This edition's Fraud of the Week features several fraud cases and is reprinted with permission from the Coalition Against Insurance Fraud.

"Operation Collateral Damage" crashed Northern California auto body shops this week. Undercover officers visited 69 Butte and Shasta County body shops to ask for estimates to repair a damaged car. Shop owners or employees were told that damage on one side of the car was from a recent wreck and was covered, and then were asked to fix old damage and still bill insurers. Most shops warned the officers that claiming non-covered damage constituted insurance fraud. But 20 agreed, and now face criminal charges. The California Department of Insurance lists all the shops and suspects at the end of this news release.

A man doused an SUV's interior with charcoal lighter fluid, but the fire soon went out because all the doors were closed, starving the flames of oxygen, a detective claims. That was just one reason this Pennsylvania auto arson case was so easy to solve. Police allege it went down like this: Leonard M. Starzmann II, the owner of the 2004 Jeep Grand Cherokee and an auto repair shop, was on the phone at work, talking with his bank about his problems making payments on the vehicle. He hung up and exclaimed that he needed to get rid of the vehicle. A man named Harley Miller overheard and said he knew people who could make that happen, and Starzmann turned over the keys and $250. A third man drove the Jeep to a remote spot and torched it, police say. Knowing Starzmann was having trouble making his payments, the insurer immediately became suspicious of the theft loss claim.

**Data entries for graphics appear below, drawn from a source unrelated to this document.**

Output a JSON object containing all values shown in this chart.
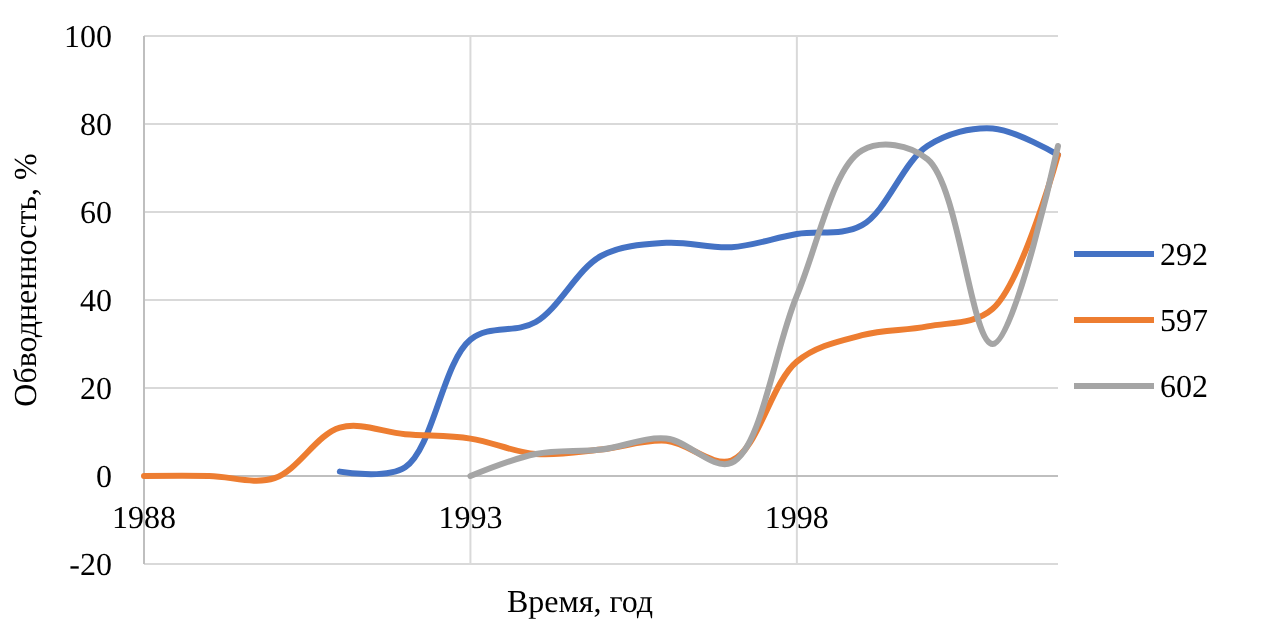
{
  "chart_data": {
    "type": "line",
    "xlabel": "Время, год",
    "ylabel": "Обводненность, %",
    "x": [
      1988,
      1989,
      1990,
      1991,
      1992,
      1993,
      1994,
      1995,
      1996,
      1997,
      1998,
      1999,
      2000,
      2001,
      2002
    ],
    "series": [
      {
        "name": "292",
        "color": "#4472c4",
        "values": [
          null,
          null,
          null,
          1,
          2,
          31,
          35,
          50,
          53,
          52,
          55,
          57,
          75,
          79,
          73
        ]
      },
      {
        "name": "597",
        "color": "#ed7d31",
        "values": [
          0,
          0,
          -0.5,
          11,
          9.5,
          8.5,
          5,
          6,
          8,
          3.5,
          26,
          32,
          34,
          38,
          73
        ]
      },
      {
        "name": "602",
        "color": "#a5a5a5",
        "values": [
          null,
          null,
          null,
          null,
          null,
          0,
          5,
          6,
          8.5,
          3,
          41,
          74,
          72,
          30,
          75
        ]
      }
    ],
    "xlim": [
      1988,
      2002
    ],
    "xticks": [
      1988,
      1993,
      1998
    ],
    "ylim": [
      -20,
      100
    ],
    "yticks": [
      -20,
      0,
      20,
      40,
      60,
      80,
      100
    ],
    "grid": true,
    "legend": "right",
    "line_style": "solid",
    "marker": "none"
  }
}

A man falsified the VIN number of a supposedly stolen pickup truck, registered it in his own name, and then traded it in for another pickup and $6,250 in cash, prosecutors allege. Vincente Arzate of Camarillo, Calif., got the 2003 Chevy Silverado by helping its owners, Luis Enrique Rodriguez and Maria Monica Gonzales, fake its theft and collect almost $12,000 from Republic Insurance, according to arrest warrants. Each person could get up to seven years behind bars if convicted.